Monday, March 7, 2011



Angela Thirkell is best known for her Barsetshire comedy of manners novels, but these two books are diversions from that form.  THREE HOUSES, published in 1931, precedes her other books, and is not a novel but a memoir of her childhood. As such it is charming, and especially interesting as her grandfather was the artist Edward Burne-Jones, her cousin Rudyard Kipling. Her family spent Sunday afternoons at her Burne-Jones grandparents' home in Fulham, London (now West Kensington) and extended visits in the summer and holidays at their home in Rottingdean, opposite which Rudyard Kipling lived with his three young children, one of them Angela's playmate.
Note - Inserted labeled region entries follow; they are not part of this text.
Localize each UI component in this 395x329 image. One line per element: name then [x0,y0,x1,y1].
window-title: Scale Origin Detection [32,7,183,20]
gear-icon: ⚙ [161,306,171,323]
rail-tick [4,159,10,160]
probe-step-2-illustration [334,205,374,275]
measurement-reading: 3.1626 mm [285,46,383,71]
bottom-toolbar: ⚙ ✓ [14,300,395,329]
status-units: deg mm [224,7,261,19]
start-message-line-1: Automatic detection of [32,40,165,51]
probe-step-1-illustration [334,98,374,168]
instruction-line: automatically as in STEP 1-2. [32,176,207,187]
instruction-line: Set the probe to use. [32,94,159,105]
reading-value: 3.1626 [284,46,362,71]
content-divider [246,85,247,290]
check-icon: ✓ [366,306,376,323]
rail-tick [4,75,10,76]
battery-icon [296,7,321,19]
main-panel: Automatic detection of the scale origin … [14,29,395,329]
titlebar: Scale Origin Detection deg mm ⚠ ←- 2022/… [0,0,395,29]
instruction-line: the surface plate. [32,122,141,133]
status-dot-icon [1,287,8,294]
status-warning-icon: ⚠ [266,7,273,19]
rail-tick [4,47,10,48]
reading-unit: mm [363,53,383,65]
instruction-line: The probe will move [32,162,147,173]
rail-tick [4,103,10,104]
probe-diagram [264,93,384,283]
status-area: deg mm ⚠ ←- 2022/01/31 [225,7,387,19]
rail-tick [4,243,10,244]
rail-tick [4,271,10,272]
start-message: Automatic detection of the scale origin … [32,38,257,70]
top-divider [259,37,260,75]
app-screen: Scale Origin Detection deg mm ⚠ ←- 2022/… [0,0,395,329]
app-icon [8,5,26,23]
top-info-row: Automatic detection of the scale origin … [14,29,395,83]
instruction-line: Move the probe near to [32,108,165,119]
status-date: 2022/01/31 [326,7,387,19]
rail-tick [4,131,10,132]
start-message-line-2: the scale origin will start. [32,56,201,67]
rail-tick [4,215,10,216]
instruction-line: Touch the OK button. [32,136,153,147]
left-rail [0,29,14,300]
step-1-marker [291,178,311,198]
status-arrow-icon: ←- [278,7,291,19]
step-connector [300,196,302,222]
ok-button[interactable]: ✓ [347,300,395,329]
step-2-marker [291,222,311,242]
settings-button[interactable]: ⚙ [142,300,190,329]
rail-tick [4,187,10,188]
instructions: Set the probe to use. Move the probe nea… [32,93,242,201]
Her stories of the family and the times (she was born in 1890) create an era already disappeared by the time of her writing in the 1930. There is much humor, both eccentricities of character (she describes one of the family, a Mrs. Ridsdale as: "A person of immense character. Was it not she who invented and carried out the questionnaire for Kipling-hunters? 'Can you tell me where Rudyard Kipling lives?' the tourist would ask. Mrs. Ridsdale would stop and fix him, or her, with her shrewd eye, saying 'Have you read anything of his?' Very often the answer was No, when Mrs. Ridsdale would remark, 'Then I won't tell you.'} and of machines (the Kiplings had a motor car which "didn't like starting and when it had started it didn't want to stop, except halfway up a hill, and it perpetually ran dry on the tops of lovely downs miles away from even a dew-pond.")
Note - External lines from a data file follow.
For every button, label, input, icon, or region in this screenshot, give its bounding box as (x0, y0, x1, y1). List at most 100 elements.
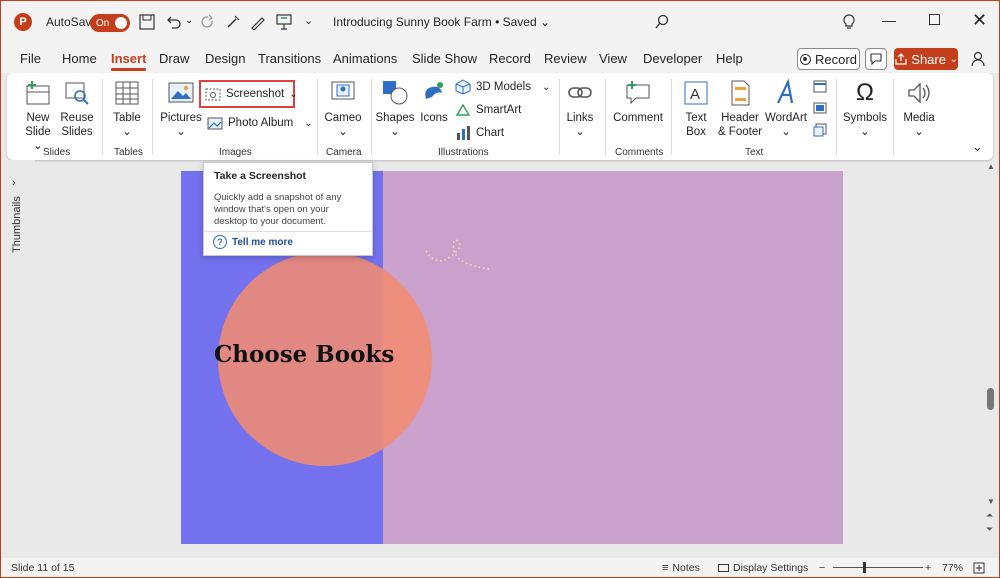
pen-icon[interactable] (250, 14, 266, 30)
screenshot-button[interactable]: Screenshot ⌄ (205, 86, 298, 102)
group-separator (317, 79, 318, 155)
text-box-button[interactable]: A Text Box (679, 79, 713, 139)
vertical-scrollbar[interactable]: ▲ ▼ ⏶ ⏷ (983, 160, 999, 558)
redo-icon[interactable] (200, 14, 216, 30)
chart-button[interactable]: Chart (455, 125, 504, 141)
shapes-icon (383, 81, 408, 105)
tab-transitions[interactable]: Transitions (258, 51, 321, 66)
table-button[interactable]: Table ⌄ (110, 79, 144, 139)
tab-record[interactable]: Record (489, 51, 531, 66)
group-label-slides: Slides (43, 147, 71, 158)
ribbon-expand-icon[interactable]: ⌄ (972, 139, 983, 155)
customize-qat-icon[interactable]: ⌄ (304, 14, 313, 27)
media-button[interactable]: Media ⌄ (899, 79, 939, 139)
new-slide-button[interactable]: New Slide ⌄ (21, 79, 55, 153)
tab-insert[interactable]: Insert (111, 51, 147, 71)
zoom-slider[interactable] (833, 567, 923, 568)
pictures-button[interactable]: Pictures ⌄ (160, 79, 202, 139)
tab-help[interactable]: Help (716, 51, 743, 66)
search-icon[interactable] (654, 14, 670, 30)
screenshot-tooltip: Take a Screenshot Quickly add a snapshot… (203, 162, 373, 256)
header-footer-button[interactable]: Header & Footer (717, 79, 763, 139)
record-button[interactable]: Record (797, 48, 860, 70)
scroll-down-icon[interactable]: ▼ (987, 497, 995, 506)
wordart-button[interactable]: WordArt ⌄ (765, 79, 807, 139)
tab-home[interactable]: Home (62, 51, 97, 66)
scroll-thumb[interactable] (987, 388, 994, 410)
group-label-text: Text (745, 147, 764, 158)
tab-slide-show[interactable]: Slide Show (412, 51, 477, 66)
format-painter-icon[interactable] (225, 14, 241, 30)
object-icon[interactable] (812, 122, 828, 138)
text-box-icon: A (684, 81, 708, 105)
dotted-flourish (425, 239, 491, 270)
undo-dropdown-icon[interactable]: ⌄ (185, 15, 193, 26)
autosave-toggle[interactable]: On (90, 14, 130, 32)
expand-thumbnails-icon[interactable]: › (12, 177, 16, 189)
save-icon[interactable] (139, 14, 155, 30)
cameo-button[interactable]: Cameo ⌄ (323, 79, 363, 139)
zoom-level[interactable]: 77% (942, 562, 963, 574)
minimize-icon[interactable]: — (882, 12, 896, 28)
thumbnails-label[interactable]: Thumbnails (11, 196, 23, 253)
lightbulb-icon[interactable] (842, 14, 856, 30)
title-chevron-icon: ⌄ (540, 15, 551, 29)
display-icon (718, 564, 729, 572)
tab-developer[interactable]: Developer (643, 51, 702, 66)
symbols-button[interactable]: Ω Symbols ⌄ (841, 79, 889, 139)
group-separator (152, 79, 153, 155)
slide-number-icon[interactable] (812, 100, 828, 116)
omega-icon: Ω (856, 79, 874, 106)
shapes-button[interactable]: Shapes ⌄ (375, 79, 415, 139)
group-label-tables: Tables (114, 147, 143, 158)
slide-title[interactable]: Choose Books (214, 341, 394, 368)
chart-icon (457, 126, 470, 140)
icons-button[interactable]: Icons (417, 79, 451, 125)
fit-to-window-icon[interactable] (972, 561, 986, 575)
scroll-up-icon[interactable]: ▲ (987, 162, 995, 171)
links-button[interactable]: Links ⌄ (563, 79, 597, 139)
share-button[interactable]: Share ⌄ (894, 48, 958, 70)
zoom-out-button[interactable]: − (819, 562, 825, 574)
tab-animations[interactable]: Animations (333, 51, 397, 66)
tab-review[interactable]: Review (544, 51, 587, 66)
reuse-slides-button[interactable]: Reuse Slides (60, 79, 94, 139)
close-icon[interactable]: ✕ (972, 10, 987, 31)
pictures-icon (168, 82, 194, 103)
tab-draw[interactable]: Draw (159, 51, 189, 66)
tab-design[interactable]: Design (205, 51, 245, 66)
group-separator (371, 79, 372, 155)
comments-button[interactable] (865, 48, 887, 70)
people-icon[interactable] (970, 50, 988, 68)
smartart-button[interactable]: SmartArt (455, 102, 521, 118)
tell-me-more-link[interactable]: ? Tell me more (213, 235, 293, 249)
next-slide-icon[interactable]: ⏷ (986, 524, 993, 535)
cameo-icon (331, 81, 355, 100)
tooltip-body: Quickly add a snapshot of any window tha… (214, 192, 342, 227)
display-settings-button[interactable]: Display Settings (718, 562, 808, 574)
group-separator (559, 79, 560, 155)
comment-button[interactable]: Comment (611, 79, 665, 125)
undo-icon[interactable] (165, 14, 181, 30)
share-icon (895, 53, 907, 65)
photo-album-icon (207, 117, 223, 130)
zoom-slider-thumb[interactable] (863, 562, 866, 573)
3d-models-button[interactable]: 3D Models ⌄ (455, 79, 550, 95)
previous-slide-icon[interactable]: ⏶ (986, 510, 993, 521)
toggle-knob (115, 17, 127, 29)
document-title[interactable]: Introducing Sunny Book Farm • Saved ⌄ (333, 1, 550, 43)
share-dropdown-icon: ⌄ (949, 53, 958, 65)
tooltip-title: Take a Screenshot (214, 170, 307, 182)
header-footer-icon (731, 80, 750, 106)
notes-button[interactable]: ≡ Notes (662, 562, 700, 574)
3d-cube-icon (455, 79, 471, 95)
date-time-icon[interactable] (812, 78, 828, 94)
group-label-camera: Camera (326, 147, 362, 158)
tab-file[interactable]: File (20, 51, 41, 66)
presenter-icon[interactable] (275, 13, 293, 31)
maximize-icon[interactable] (929, 14, 940, 25)
zoom-in-button[interactable]: + (925, 562, 931, 574)
photo-album-button[interactable]: Photo Album ⌄ (207, 115, 313, 131)
tab-view[interactable]: View (599, 51, 627, 66)
group-separator (893, 79, 894, 155)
CORONATION SUMMER written in 1937 is a comedy of manners novel in Jane Austen mode set at the time of Queen Victoria's coronation, complete with lithographs from the era. It is a short novel, 169 pages, but creates a lively picture of the times. Two romances come to happy fruition despite the follies of parents. As the young lady narrator expresses it: "...parents are created to distress us..." Truly light reading, but with some education on British history thrown in.